Et ceci encore est remarquable que les barons de 1214 n’aient pas cherché à démembrer le pouvoir royal. L’État monarchique fondé par la conquête subsiste intact. Les vainqueurs ne songent pas à le dépecer et à lui arracher, pour les exercer à sa place, les droits de souveraineté. Ce qu’ils veulent, et ce qu’ils obtiennent, ce n’est pas tant une limitation de ces droits que la garantie de concourir à leur exercice quand il s’agira, pour le bien du royaume, de frapper la fortune des sujets du roi. Le principe du vote de l’impôt par la nation constitue le fonds essentiel de la Grande Charte, et c’est à ce titre qu’elle est la base du premier gouvernement libre que l’Europe ait connu. Ce principe ne fut d’ailleurs définitivement reconnu que sous Édouard Ier, après la bataille de Falkirk (contre l’Écosse) en 1298.
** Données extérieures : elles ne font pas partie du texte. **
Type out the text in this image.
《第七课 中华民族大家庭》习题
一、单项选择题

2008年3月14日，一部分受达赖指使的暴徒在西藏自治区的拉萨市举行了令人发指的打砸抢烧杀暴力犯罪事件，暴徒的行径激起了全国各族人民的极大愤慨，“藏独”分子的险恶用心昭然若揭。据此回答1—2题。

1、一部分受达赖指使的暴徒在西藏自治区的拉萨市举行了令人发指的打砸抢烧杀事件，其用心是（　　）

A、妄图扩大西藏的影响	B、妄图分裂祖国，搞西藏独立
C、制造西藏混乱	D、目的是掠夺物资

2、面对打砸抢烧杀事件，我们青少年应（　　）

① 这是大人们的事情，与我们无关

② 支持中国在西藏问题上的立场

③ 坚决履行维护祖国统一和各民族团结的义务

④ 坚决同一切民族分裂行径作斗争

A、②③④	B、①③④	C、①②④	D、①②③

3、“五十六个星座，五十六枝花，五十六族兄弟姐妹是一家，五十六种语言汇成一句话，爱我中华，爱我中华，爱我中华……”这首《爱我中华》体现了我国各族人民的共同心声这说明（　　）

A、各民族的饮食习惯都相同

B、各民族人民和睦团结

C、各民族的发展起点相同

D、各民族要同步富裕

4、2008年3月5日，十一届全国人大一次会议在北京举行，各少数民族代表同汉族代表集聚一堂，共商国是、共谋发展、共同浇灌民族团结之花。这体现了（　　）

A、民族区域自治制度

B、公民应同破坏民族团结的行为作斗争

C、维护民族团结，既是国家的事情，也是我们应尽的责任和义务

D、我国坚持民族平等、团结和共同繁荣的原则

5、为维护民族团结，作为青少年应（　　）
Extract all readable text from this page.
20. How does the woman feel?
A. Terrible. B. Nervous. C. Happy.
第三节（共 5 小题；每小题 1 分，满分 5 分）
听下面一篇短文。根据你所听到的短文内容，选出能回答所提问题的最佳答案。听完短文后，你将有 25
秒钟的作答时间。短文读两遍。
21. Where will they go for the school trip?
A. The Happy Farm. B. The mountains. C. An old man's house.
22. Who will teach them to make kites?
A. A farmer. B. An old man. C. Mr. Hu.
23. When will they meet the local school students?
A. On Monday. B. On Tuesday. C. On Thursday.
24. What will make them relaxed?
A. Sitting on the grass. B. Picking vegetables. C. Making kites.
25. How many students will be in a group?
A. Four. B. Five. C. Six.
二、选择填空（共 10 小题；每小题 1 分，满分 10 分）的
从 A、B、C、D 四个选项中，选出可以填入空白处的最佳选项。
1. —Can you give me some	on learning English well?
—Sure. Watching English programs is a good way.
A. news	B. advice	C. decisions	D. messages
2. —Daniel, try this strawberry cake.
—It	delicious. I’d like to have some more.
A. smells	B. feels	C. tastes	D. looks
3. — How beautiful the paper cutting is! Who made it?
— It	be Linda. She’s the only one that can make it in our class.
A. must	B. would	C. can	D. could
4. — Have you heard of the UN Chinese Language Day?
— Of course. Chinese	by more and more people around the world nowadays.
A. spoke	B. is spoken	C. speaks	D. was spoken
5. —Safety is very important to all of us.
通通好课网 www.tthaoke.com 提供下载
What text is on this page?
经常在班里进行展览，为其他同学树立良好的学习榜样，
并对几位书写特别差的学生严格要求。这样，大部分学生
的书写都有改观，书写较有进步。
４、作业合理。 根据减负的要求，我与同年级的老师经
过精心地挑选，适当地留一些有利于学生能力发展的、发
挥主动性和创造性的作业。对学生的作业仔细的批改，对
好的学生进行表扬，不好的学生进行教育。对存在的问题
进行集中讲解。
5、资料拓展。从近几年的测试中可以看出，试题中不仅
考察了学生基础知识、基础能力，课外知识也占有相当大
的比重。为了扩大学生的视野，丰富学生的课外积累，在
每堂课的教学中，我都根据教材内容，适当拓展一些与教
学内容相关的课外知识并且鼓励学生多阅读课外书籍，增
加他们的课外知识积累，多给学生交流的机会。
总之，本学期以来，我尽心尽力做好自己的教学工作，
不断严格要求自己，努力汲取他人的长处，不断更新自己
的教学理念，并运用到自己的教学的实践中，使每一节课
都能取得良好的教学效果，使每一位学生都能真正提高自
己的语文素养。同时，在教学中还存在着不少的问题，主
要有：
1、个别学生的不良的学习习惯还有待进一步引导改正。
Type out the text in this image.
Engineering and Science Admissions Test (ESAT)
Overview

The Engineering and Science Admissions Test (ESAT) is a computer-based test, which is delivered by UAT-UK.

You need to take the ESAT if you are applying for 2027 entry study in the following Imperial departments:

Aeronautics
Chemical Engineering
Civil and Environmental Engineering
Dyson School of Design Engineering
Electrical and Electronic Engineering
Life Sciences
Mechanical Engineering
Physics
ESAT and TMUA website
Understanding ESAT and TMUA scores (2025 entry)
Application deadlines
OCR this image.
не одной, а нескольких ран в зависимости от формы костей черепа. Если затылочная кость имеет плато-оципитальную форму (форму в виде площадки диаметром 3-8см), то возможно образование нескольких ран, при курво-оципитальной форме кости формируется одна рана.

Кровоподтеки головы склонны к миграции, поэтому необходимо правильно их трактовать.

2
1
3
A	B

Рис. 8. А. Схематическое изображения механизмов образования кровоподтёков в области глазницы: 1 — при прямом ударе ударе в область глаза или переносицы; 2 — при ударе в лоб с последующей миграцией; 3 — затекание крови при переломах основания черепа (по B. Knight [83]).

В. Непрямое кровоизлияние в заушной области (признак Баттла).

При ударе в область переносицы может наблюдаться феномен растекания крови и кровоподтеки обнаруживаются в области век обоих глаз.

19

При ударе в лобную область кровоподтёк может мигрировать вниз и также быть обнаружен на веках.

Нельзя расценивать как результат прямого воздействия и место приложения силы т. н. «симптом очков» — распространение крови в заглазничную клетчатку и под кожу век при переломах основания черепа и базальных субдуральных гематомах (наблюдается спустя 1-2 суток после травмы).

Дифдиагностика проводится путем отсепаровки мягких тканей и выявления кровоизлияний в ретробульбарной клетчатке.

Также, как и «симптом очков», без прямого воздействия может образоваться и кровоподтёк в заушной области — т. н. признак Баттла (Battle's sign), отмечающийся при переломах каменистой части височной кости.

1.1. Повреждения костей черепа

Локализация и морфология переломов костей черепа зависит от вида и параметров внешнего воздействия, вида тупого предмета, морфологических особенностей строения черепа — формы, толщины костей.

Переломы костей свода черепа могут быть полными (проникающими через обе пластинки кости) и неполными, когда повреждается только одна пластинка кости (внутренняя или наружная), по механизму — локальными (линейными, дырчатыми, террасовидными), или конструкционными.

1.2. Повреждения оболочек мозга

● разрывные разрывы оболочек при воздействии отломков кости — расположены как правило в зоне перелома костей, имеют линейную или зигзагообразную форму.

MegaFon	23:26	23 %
Jean sans Terre comprit bien tout ce qu’elle lui imposait et, a peine l’avait-il jurée, qu’il rompit son serment et s’en fit délier par Innocent IX. Les barons reprirent les armes et Philippe Auguste s’empressa d’envoyer son fils Louis combattre avec eux. La lutte dura jusqu’à la mort du roi en 1216. Son fils Henri III, en montant sur le trône, ratifia la Charte pour avoir la paix. Elle ne devait plus disparaître du droit public de l’Angleterre.